MC: As a point of comparison, where do police stand compared to the military in terms of conflict training?
DN: Again, there is not really good data on training, but I think that it’s well understood that, in general, it’s nowhere near as complete and thorough as in the military. Part of the issue with training is that, in the United States, there are over 18,000 police departments, and most of them are very small. And when you have these little police departments, the capacity to properly train the police officers and establish a culture of accountability is really limited. So I think there’s an important need to consolidate the number of police departments that exist nationwide, for a variety of reasons.
The idea is not to have a safe police state. The idea is to have a safe democratic society.Professor Daniel Nagin
MC: From a policy standpoint, what effect do you think recent events will have on policy procedures and oversight in law enforcement on different levels?

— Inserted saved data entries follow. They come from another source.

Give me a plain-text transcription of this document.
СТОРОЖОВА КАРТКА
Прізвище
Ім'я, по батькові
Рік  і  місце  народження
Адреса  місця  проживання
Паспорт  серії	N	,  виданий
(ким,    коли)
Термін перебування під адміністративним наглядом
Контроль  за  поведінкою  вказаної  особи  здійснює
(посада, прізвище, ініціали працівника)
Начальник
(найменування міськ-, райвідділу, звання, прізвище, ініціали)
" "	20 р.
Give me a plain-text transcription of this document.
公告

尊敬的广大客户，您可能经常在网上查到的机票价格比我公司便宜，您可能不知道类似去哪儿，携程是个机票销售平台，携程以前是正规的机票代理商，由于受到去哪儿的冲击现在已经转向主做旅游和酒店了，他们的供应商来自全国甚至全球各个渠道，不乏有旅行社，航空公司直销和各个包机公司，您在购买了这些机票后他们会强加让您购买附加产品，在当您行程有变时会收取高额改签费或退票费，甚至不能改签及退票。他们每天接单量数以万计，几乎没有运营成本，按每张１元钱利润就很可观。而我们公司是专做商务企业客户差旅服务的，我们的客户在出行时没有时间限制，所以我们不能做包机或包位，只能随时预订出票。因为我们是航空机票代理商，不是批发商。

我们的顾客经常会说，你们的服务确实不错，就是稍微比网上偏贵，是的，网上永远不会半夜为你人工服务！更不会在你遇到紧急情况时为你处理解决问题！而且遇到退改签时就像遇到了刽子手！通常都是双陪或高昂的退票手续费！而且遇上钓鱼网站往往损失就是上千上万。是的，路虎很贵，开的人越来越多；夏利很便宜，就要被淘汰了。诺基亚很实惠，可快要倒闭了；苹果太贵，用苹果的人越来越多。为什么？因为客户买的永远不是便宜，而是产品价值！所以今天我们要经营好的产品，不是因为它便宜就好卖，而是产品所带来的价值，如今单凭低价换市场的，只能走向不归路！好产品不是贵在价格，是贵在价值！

DN: I think that we already see it happening. Police executives are talking about the importance of training police to better interact with people in the community, and about using other methods to try to diffuse tense situations. There’s also this idea of implicit bias. All of these notions are laudable, but getting back to my prior point: If you were to candidly ask a police chief, “tell me the proven methods to do ‘X,’ ‘Y,’ and ‘Z,'" the chief wouldn’t be able to honestly respond to that question, because hardly any of them have been properly evaluated. So everybody is kind of flying by the seat of their pants, or making decisions based on overblown claims about the effectiveness of these various training programs. Therefore, whether they are reacting in an effective way to these events is hard to know.
Right now, for obvious reasons, the pendulum is focused very much on what the police can do to improve their credibility in the community. 20 years ago, when crime rates were high, the focus was on doing anything they could to reduce the crime rate. What police departments ultimately have to do is to recognize that both of these values are important. It’s important that they do things to help make the community safe. But it is also important that they do things in a way that leaves the community with confidence and trust in them, and to keep in mind that sometimes these two different objectives can wind up being in conflict. They’ve got to balance these two objectives, and know that one shouldn’t have the status to trump the other. The idea is not to have a safe police state. The idea is to have a safe democratic society.

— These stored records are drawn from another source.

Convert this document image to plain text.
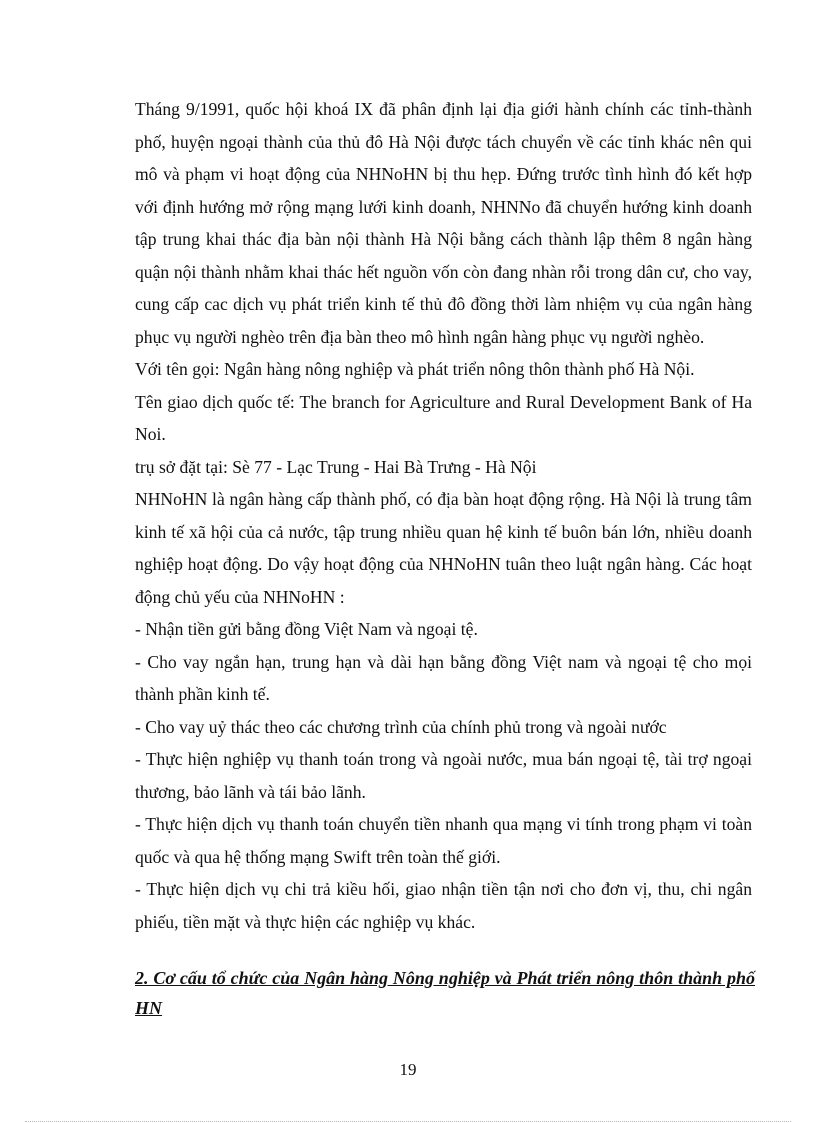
Tháng 9/1991, quốc hội khoá IX đã phân định lại địa giới hành chính các tỉnh-thành phố, huyện ngoại thành của thủ đô Hà Nội được tách chuyển về các tỉnh khác nên qui mô và phạm vi hoạt động của NHNoHN bị thu hẹp. Đứng trước tình hình đó kết hợp với định hướng mở rộng mạng lưới kinh doanh, NHNNo đã chuyển hướng kinh doanh tập trung khai thác địa bàn nội thành Hà Nội bằng cách thành lập thêm 8 ngân hàng quận nội thành nhằm khai thác hết nguồn vốn còn đang nhàn rỗi trong dân cư, cho vay, cung cấp cac dịch vụ phát triển kinh tế thủ đô đồng thời làm nhiệm vụ của ngân hàng phục vụ người nghèo trên địa bàn theo mô hình ngân hàng phục vụ người nghèo.

Với tên gọi: Ngân hàng nông nghiệp và phát triển nông thôn thành phố Hà Nội.

Tên giao dịch quốc tế: The branch for Agriculture and Rural Development Bank of Ha Noi.

trụ sở đặt tại: Sè 77 - Lạc Trung - Hai Bà Trưng - Hà Nội

NHNoHN là ngân hàng cấp thành phố, có địa bàn hoạt động rộng. Hà Nội là trung tâm kinh tế xã hội của cả nước, tập trung nhiều quan hệ kinh tế buôn bán lớn, nhiều doanh nghiệp hoạt động. Do vậy hoạt động của NHNoHN tuân theo luật ngân hàng. Các hoạt động chủ yếu của NHNoHN :

- Nhận tiền gửi bằng đồng Việt Nam và ngoại tệ.

- Cho vay ngắn hạn, trung hạn và dài hạn bằng đồng Việt nam và ngoại tệ cho mọi thành phần kinh tế.

- Cho vay uỷ thác theo các chương trình của chính phủ trong và ngoài nước

- Thực hiện nghiệp vụ thanh toán trong và ngoài nước, mua bán ngoại tệ, tài trợ ngoại thương, bảo lãnh và tái bảo lãnh.

- Thực hiện dịch vụ thanh toán chuyển tiền nhanh qua mạng vi tính trong phạm vi toàn quốc và qua hệ thống mạng Swift trên toàn thế giới.

- Thực hiện dịch vụ chi trả kiều hối, giao nhận tiền tận nơi cho đơn vị, thu, chi ngân phiếu, tiền mặt và thực hiện các nghiệp vụ khác.

2. Cơ cấu tổ chức của Ngân hàng Nông nghiệp và Phát triển nông thôn thành phố HN

19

MC: In your research and experience in this area, are there certain strategies that law enforcement officials can use to prevent these situations from occurring?
DN: It is clear that police presence at places where there is a lot of crime—I call this the “sentinel” role in policing—can be very effective in preventing crime. A simple analogy is that nobody is going to rob a liquor store if a cop is standing right outside. The key for police officers is using that presence to interact with citizens in a way that doesn’t create conflict.
MC: Do you think there is any hope in solving this challenge?
DN: I am optimistic and hopeful that the current tensions will recede. But it is important to keep in mind that, over the long haul, these things are not going to be resolved unless resources are committed to having good measurement systems to collect quality data on what the police are doing in regard to the use of force. The necessary resources also have to be committed to generally having better data systems for monitoring how communities feel about the police, and to developing training systems where police are trained to use to what are known to be effective methods both for improving community trust, and also for preventing crime. Good intentions alone are not going to make our communities safe and solve the problem of citizen distrust of the police in some communities.